Ag is used as a high-conductivity metal material, has stable physicochemical properties, can be used as a catalyst in a gas-sensitive material due to high electron mobility, and improves the reaction activity and finally the gas-sensitive performance by increasing the electron mobility in the material. In order to realize the detection technology of gas sensitivity under the condition of room temperature, Ag-simple-substance-doped SnO2The graphene composite aerogel can effectively prevent the agglomeration of metal oxides and the overlapping of graphene layers, and can improve the electrical, chemical and physical properties of materials, thereby being a novel gas sensing deviceAnd (5) feeding.
The Xiaoguo of the university of technology in southwest utilizes the self redox reaction between graphene oxide and stannous chloride dihydrate to prepare SnO by ultrasonically dispersing graphene oxide and ultrasonically mixing two substances2rGO composites with 50ppm NO concentration2The response reaches 35%, but the reaction is gentle due to the small specific surface area, and the sensitivity is low. Zusasai et al, university of Henan industry, propose an Ag/SnO2The novel gas-sensitive material with good responsiveness to trimethylamine gas at 220 ℃ is obtained from the/rGO nano composite material, and the electron mobility of the material is improved by adding the metal Ag simple substance, so that the overall sensitivity is improved, but the powder material has a compact structure, so that the recovery time is too long, and practical application is difficult to carry out. Therefore, the improvement of the specific surface area and the porosity is a research object for preparing the gas-sensitive material with high sensitivity, high recovery performance and high cycle rate.
Disclosure of Invention
The invention aims to improve the defects of the prior art and provides Ag-SnO2-preparation method of rGO aerogel gas sensitive material.

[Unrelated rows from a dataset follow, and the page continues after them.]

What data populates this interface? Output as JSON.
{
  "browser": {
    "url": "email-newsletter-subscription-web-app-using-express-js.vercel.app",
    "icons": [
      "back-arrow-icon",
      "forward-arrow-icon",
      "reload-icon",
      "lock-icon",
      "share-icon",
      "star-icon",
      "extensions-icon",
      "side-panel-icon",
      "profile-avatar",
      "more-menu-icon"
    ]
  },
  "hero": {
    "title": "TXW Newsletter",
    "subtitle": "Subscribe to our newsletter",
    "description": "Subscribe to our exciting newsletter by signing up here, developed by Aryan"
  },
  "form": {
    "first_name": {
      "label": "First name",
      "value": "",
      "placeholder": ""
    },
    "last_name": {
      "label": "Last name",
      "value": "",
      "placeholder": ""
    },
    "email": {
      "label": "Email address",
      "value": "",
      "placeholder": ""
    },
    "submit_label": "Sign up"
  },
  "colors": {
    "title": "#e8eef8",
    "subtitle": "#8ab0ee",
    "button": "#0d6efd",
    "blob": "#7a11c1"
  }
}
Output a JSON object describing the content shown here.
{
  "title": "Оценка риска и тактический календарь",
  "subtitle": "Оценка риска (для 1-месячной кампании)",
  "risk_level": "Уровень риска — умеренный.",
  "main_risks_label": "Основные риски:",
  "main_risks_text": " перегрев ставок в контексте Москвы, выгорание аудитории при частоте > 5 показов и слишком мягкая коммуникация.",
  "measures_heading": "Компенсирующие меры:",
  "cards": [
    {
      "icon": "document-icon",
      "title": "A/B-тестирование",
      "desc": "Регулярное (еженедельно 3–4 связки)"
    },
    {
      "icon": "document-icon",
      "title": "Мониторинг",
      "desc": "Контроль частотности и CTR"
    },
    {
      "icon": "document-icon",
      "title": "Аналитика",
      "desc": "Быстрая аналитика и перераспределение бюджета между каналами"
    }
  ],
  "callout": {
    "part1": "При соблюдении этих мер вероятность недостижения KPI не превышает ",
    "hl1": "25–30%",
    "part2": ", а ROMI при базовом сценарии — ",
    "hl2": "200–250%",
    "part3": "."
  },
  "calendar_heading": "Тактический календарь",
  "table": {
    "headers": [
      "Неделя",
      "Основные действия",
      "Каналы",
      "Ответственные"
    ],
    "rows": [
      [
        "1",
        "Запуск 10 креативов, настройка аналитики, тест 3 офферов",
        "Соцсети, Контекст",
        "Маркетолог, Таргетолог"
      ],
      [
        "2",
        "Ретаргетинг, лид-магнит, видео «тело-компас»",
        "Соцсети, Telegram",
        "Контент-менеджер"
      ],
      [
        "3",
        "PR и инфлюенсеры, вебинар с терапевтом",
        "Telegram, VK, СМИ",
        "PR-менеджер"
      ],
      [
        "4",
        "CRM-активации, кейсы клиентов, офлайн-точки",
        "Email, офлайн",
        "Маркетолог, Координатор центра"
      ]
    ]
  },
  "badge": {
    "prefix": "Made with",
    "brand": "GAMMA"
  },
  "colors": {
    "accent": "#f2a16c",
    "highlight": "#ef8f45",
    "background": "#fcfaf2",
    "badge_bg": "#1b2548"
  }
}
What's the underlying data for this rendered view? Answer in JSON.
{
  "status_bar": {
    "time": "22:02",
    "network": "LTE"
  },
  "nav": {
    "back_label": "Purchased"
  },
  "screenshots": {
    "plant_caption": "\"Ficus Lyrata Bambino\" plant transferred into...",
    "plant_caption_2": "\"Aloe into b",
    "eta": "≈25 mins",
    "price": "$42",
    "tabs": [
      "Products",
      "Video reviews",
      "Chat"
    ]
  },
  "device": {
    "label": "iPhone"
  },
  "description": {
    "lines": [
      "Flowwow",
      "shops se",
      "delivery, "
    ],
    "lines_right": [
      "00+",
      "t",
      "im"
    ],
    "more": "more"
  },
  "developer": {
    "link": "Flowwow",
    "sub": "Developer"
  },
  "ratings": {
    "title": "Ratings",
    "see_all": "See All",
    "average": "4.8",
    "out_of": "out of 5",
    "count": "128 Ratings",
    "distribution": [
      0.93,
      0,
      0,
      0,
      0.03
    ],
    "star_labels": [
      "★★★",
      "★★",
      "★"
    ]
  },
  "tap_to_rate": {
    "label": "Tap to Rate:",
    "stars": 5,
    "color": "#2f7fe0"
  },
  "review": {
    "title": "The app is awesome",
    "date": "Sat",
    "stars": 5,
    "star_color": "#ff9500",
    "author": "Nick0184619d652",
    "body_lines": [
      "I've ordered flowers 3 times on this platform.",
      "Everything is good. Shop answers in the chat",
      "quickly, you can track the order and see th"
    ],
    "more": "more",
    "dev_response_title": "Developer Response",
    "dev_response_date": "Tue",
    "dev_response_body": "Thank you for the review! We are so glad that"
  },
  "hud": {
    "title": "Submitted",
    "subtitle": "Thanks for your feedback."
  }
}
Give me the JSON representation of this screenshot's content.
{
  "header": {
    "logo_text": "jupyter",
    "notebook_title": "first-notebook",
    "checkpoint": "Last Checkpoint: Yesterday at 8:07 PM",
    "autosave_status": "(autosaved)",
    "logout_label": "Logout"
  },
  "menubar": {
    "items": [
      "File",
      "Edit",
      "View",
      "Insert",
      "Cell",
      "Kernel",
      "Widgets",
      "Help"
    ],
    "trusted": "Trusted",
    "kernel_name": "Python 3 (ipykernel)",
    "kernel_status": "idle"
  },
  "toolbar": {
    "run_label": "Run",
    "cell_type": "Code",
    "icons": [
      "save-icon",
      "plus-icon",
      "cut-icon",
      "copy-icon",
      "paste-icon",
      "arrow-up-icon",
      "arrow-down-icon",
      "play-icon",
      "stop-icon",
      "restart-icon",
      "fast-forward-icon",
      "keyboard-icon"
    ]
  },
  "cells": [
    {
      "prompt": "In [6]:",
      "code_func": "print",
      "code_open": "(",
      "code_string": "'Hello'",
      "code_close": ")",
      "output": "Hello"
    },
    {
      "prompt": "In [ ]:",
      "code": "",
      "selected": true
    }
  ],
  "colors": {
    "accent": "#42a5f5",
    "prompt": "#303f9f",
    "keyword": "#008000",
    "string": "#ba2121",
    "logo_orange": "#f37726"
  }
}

The technical scheme of the invention is as follows: in the preparation of SnO2On the basis of the graphene composite material, simple substance Ag nano particles are doped, and the activation energy of the reaction is reduced by adding a metal catalyst, so that the sensing effect of the gas sensitive material is improved. The doping of the simple substance Ag not only improves the gas-sensitive property of the material, but also avoids SnO caused by undersize particles2Agglomeration and graphene layer overlap. The reducing agent of the aerogel is introduced into the graphene oxide, so that the reduction of the graphene oxide can be effectively promoted, and a three-dimensional porous network structure is formed.
The specific technical scheme of the invention is as follows: a preparation method of an Ag-SnO2-rGO aerogel gas-sensitive material comprises the following specific steps:
(1) preparation of the Sol
Weighing a tin source, a silver source and a reducing agent, adding the tin source, the silver source and the reducing agent into deionized water, stirring for a period of time, adding an alcohol solution and a graphene oxide solution for crosslinking, adding an alkaline reagent for regulating the pH value, performing ultrasonic treatment, and finally putting the mixture into a hydrothermal reaction kettle for reaction to obtain Ag-SnO2-rGO sol;
(2) aging of
Taking out the prepared Ag-SnO2-rGO sol, putting the sol into a container, standing for complete gelation, pouring an aging solution, and aging for 3-5 days;
(3) freeze drying
Putting the Ag-SnO2-rGO sol obtained in the step (2) into a freeze dryer, wherein the drying temperature is-55 to-60 ℃, the pressure is 1 to 5Pa, the sol is maintained for 36 to 72 hours under the constant temperature and pressure state, and a sample is taken out after the temperature of the freeze dryer is raised to the room temperature;
(4) drying at elevated temperature
And (4) putting the Ag-SnO2-rGO aerogel preliminarily formed in the step (3) into a vacuum drying box for continuous drying to obtain the Ag-SnO2-rGO aerogel gas-sensitive material. -
Preferably, the tin source in the step (1) is tin tetrachloride pentahydrate (SnCl4 & 5H2O) or tin tetrachloride; the silver source is silver nitrate (AgNO3) or silver chloride (AgCl); the concentration of the graphene oxide solution is 3-8 mg/mL; the reducing agent is urea or ascorbic acid (VC); the alcoholic solution is methanol or ethanol; the alkaline reagent is ammonia water or sodium hydroxide solution.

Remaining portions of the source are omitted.